Trump inoltre non rappresenta pienamente il partito Repubblicano. John McCain, storico senatore repubblicano, eroe di guerra, candidato alle presidenziali, sceso in campo nel 2008 contro Obama, votò contro l’abolizione dell’Obamacare, la riforma sanitaria voluta dall’allora Presidente. E, prima di morire nell’agosto del 2018, impedì a Trump attraverso le sue ultime volontà di partecipare ai suoi funerali. Mitt Romney, candidato repubblicano alle presidenziali nel 2012, ha votato in senato a favore dell’impeachment contro il presidente Trump. Il Tycoon non è ben visto dal partito in quanto non è espressione diretta dei Repubblicani: si tratta di un cane sciolto, fuori dall’establishment e contro l’intero establishment.

Mentre Biden è un uomo del sistema

Concentrandosi su Biden invece, egli “paga” certamente il suo passato da vice di Obama – e quindi di eterno numero due – oltre alla sua età e all’aspetto non proprio giovanile. Inoltre, così come per Hilary Clinton quattro anni fa, è un uomo molto inserito nell’establishment Democratico e di Washington. Oggi essere visti come un uomo del sistema e parte dell’ingranaggio è un grosso difetto agli occhi degli elettori delle fasce più basse della popolazione.

In america conta moltissimo la persona e la campagna elettorale: sono due fattori in grado di ribaltare profondamente gli esiti. Molti elettori si muovono in base alle promesse e al programma elettorale presentato.

Per tutti questi motivi il risultato è incerto: nessuno dei due candidati incarna la figura dell’ ἥρως greco, una semi divinità in grado di condurre l’umanità verso un futuro migliore.

Biden pensa all’ambiente, Trump no. E calpesta diritti delle minoranze

Analizzando i punti delle due campagne elettorali da esterno, da millennial italiano, direi che tra i primi temi cruciali c’è l’ambiente. Trump non si rende conto dell’imminente disastro ambientale che stiamo correndo. Il piano di Biden per tagliare i gas serra è – a mio parere – il punto migliore del suo programma. A ruota seguono i diritti civili e sociali delle minoranze: se i primi sono stati solamente minacciati, i secondi invece sono stati letteralmente calpestati da Trump che non ha perso occasione per gettare benzina sul fuoco e accendere gli animi del Paese.

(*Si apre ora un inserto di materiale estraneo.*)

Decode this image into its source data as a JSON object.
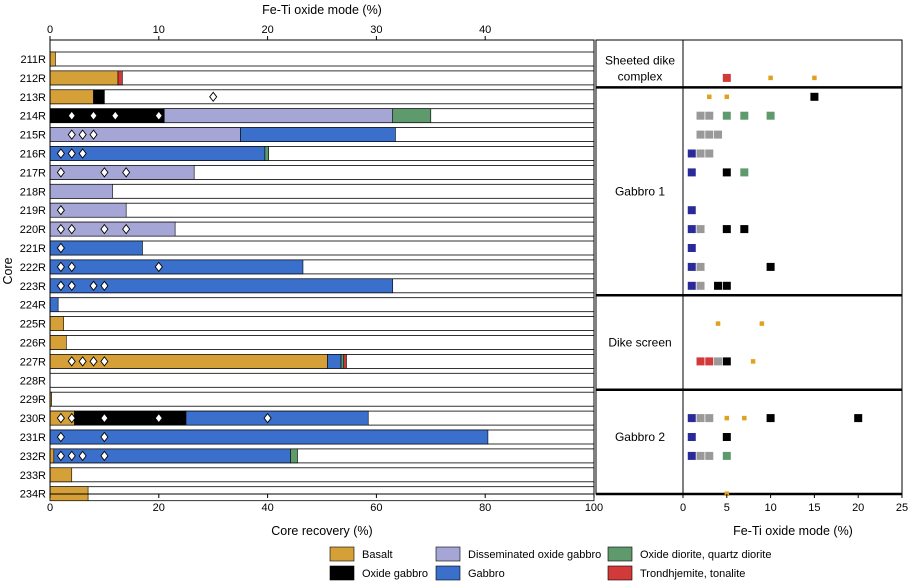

4 anni senza conflitti internazionali

Ultimo, ma non ultimo, la politica internazionale. L’isolazionismo di Trump ci ha “garantito” quattro anni senza nuovi conflitti intrapresi o fomentati dagli Stati Uniti. Mettiamo da parte quello che tutt’ora sta succedendo in Sud America, dove l’influenza stelle e strisce sta tornando fortemente in auge e molte delle agitazioni popolari potrebbero non essere frutto del caso. Sul piano internazionale Trump ha raggiunto alcuni discreti risultati. Basta pensare agli accordi tra Israele e Arabia Saudita in chiave anti iraniana, riuscendo soprattutto a non causare la terza guerra mondiale o la prima guerra termonucleare. Sembra scontato, ma forse non lo è.

Millennial poco rappresentati

Immedesimandomi invece nei millennial americani direi che molti si sentano più rappresentati da Bernie Sanders piuttosto che da Biden e Trump. Perchè, citando una famosa frase di Winston Churchill, “Chi non è di sinistra da giovane è senza cuore, ma chi non è di destra da vecchio è senza cervello.”

Una cosa è certa. Quello che sarà per gli Usa dipenderà davvero tanto dall’esito finale di queste elezioni: con Trump si arriverà allo scontro, non più solamente commerciale ed economico, con la Cina. Con Biden invece lo scontro ci sarà ma non direttamente: penso che proseguirà la politica estera di Obama fatta di accordi e contenimento dell’avversario.

Per qunanto riguarda noi, credo che sia il caso di svegliarci e procedere con l’integrazione europea. Nè gli Usa, nè la Russia nè la Cina possono – e devono – essere nostri partner: a loro interessa maggiormente avere il controllo o la disgregazione dell’Europa che il reale benessere dei cittadini e del continente europeo.

L’autore dell’articolo è Filippo Fibbia, della redazione di TomorrowNews, composta interamente da millennial.